Sehari sebelum kejadian, diketahui Herman memang diserahkan kuasa untuk mengatur gerakan guna menumpas pergerakan PKI.
Melalui wewenangnya sebagai Kepala Biro Antar Angkatan danb Kesiapsiagaan Staf Umum AD, Herman mengambil alih 10 unit truk yang berada di pool Resimen Cakrabirawa Cawang untuk Brigade Kavaleri Letnan Kolonel Wing Wiryawan.
Selanjutnya Herman bergerak ke Jalan Madiun, mengobrak-abrik markas Badan Pusat Intelijen (BPI) pimpinan Soebandrio dan menangkap orang-orang yang terlibat atau diduga PKI.
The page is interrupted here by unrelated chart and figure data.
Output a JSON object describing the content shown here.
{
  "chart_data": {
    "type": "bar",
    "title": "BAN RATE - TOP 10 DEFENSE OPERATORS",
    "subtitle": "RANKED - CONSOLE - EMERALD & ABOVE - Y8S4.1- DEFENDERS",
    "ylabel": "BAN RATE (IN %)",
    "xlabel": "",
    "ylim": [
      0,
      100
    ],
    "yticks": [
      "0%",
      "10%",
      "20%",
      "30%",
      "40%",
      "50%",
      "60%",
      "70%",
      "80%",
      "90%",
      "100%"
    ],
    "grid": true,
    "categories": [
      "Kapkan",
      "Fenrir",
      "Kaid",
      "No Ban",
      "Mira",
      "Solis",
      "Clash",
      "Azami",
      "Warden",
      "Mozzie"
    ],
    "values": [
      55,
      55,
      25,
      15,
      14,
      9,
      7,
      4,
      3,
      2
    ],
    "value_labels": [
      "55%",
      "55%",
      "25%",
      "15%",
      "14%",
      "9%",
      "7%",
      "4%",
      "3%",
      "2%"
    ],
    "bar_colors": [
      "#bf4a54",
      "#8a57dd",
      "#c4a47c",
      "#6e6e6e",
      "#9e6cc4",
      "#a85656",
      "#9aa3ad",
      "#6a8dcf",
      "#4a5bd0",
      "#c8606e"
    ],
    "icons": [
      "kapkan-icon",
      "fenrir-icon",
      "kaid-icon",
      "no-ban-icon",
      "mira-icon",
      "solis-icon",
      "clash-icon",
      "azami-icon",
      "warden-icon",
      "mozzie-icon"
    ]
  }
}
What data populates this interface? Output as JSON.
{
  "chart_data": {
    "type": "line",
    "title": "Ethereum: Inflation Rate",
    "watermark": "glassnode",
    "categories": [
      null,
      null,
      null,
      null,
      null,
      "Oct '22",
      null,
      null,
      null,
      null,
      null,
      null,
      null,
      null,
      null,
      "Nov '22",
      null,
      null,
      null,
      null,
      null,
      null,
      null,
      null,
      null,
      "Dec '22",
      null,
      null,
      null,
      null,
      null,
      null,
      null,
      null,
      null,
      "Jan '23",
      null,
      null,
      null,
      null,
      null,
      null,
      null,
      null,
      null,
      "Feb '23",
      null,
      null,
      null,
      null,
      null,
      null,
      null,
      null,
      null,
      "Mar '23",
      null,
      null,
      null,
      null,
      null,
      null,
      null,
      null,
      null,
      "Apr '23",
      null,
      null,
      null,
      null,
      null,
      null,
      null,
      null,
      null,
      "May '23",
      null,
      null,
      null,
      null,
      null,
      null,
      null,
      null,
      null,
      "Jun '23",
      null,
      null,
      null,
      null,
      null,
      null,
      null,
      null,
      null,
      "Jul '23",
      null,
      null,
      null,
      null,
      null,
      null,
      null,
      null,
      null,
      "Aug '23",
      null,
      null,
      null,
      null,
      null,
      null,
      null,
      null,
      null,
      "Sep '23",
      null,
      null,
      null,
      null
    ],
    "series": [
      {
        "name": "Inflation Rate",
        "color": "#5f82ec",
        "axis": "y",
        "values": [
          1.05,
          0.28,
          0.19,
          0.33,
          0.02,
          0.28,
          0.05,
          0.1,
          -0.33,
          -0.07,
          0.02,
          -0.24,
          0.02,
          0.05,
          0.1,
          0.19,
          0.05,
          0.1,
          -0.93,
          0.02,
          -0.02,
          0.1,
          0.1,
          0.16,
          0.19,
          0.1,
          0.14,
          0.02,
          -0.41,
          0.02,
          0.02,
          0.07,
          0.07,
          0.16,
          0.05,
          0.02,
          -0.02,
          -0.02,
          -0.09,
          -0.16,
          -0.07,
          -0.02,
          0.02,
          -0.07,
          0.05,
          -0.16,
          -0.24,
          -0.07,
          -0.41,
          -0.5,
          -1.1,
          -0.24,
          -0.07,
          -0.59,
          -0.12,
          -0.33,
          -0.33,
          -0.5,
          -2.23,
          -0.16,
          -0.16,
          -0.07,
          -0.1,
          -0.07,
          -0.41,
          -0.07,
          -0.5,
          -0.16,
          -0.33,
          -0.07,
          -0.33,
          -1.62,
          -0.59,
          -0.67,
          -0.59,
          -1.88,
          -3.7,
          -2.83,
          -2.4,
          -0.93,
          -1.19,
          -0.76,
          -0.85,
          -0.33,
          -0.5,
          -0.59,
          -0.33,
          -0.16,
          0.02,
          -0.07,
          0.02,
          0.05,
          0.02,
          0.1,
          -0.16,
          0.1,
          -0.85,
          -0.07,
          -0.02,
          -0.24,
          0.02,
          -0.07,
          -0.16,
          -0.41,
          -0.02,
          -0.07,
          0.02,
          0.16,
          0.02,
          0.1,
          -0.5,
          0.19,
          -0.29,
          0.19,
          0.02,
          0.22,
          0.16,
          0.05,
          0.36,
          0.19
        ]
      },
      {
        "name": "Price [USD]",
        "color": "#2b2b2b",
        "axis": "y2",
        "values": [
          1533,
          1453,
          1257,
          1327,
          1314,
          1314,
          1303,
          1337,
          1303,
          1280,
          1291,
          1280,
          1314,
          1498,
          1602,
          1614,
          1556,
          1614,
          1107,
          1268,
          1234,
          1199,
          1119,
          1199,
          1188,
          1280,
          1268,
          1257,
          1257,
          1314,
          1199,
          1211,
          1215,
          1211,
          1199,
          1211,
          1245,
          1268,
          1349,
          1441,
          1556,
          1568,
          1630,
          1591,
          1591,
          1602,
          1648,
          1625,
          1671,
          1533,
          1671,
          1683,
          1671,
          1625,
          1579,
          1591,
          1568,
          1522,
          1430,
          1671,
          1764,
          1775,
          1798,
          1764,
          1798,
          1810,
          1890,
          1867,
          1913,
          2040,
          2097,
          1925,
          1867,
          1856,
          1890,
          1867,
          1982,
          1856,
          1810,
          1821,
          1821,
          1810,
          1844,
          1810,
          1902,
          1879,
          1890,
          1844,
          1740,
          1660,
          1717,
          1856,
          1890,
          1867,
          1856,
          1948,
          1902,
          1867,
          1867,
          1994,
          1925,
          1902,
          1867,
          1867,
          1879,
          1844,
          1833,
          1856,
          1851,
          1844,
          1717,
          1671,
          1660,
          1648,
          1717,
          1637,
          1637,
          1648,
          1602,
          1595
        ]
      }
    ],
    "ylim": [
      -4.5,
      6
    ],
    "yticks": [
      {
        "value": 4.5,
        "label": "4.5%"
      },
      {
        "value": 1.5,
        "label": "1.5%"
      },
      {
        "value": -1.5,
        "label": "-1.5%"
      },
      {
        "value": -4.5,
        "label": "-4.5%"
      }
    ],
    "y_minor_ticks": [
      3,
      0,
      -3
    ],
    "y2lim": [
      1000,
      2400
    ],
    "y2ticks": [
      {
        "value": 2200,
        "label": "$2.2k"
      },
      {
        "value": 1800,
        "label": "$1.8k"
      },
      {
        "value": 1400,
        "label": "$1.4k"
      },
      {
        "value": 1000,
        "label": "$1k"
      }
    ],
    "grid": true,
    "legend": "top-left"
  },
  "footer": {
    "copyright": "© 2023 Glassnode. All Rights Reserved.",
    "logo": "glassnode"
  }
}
Tindakannya yang dinilai terlalu gegabah dan beresiko karena menggunakan kekuatan pasukan dalam skala yang cukup besar membuat Soeharto marah besar padanya.
Keputusan Herman kala itu dianggap melangkahi posisi Soeharto sebagai Panglima Kostrad yang dinilai lebih berwenang.
Seperti yang dituturkan oleh sejarawan Rushdy Hoesein dalam buku tersebut, Herman sempat merasa ketakutan dengan amukan mantan presiden tersebut.
Herman sadar betul apa yang dia lakukan memang agak gegabah.
Terlebih lagi, menurut Rusdhy Hoesein, Soeharto memang acap kali menunjukkan bahwa ia memiliki perangai yang pantang untuk dilangkahi.
"Kalau (pistol) itu meledak, mati gue,” kata Herman kepada Rusdhy Hoesein setelah bertahun-tahun kemudian.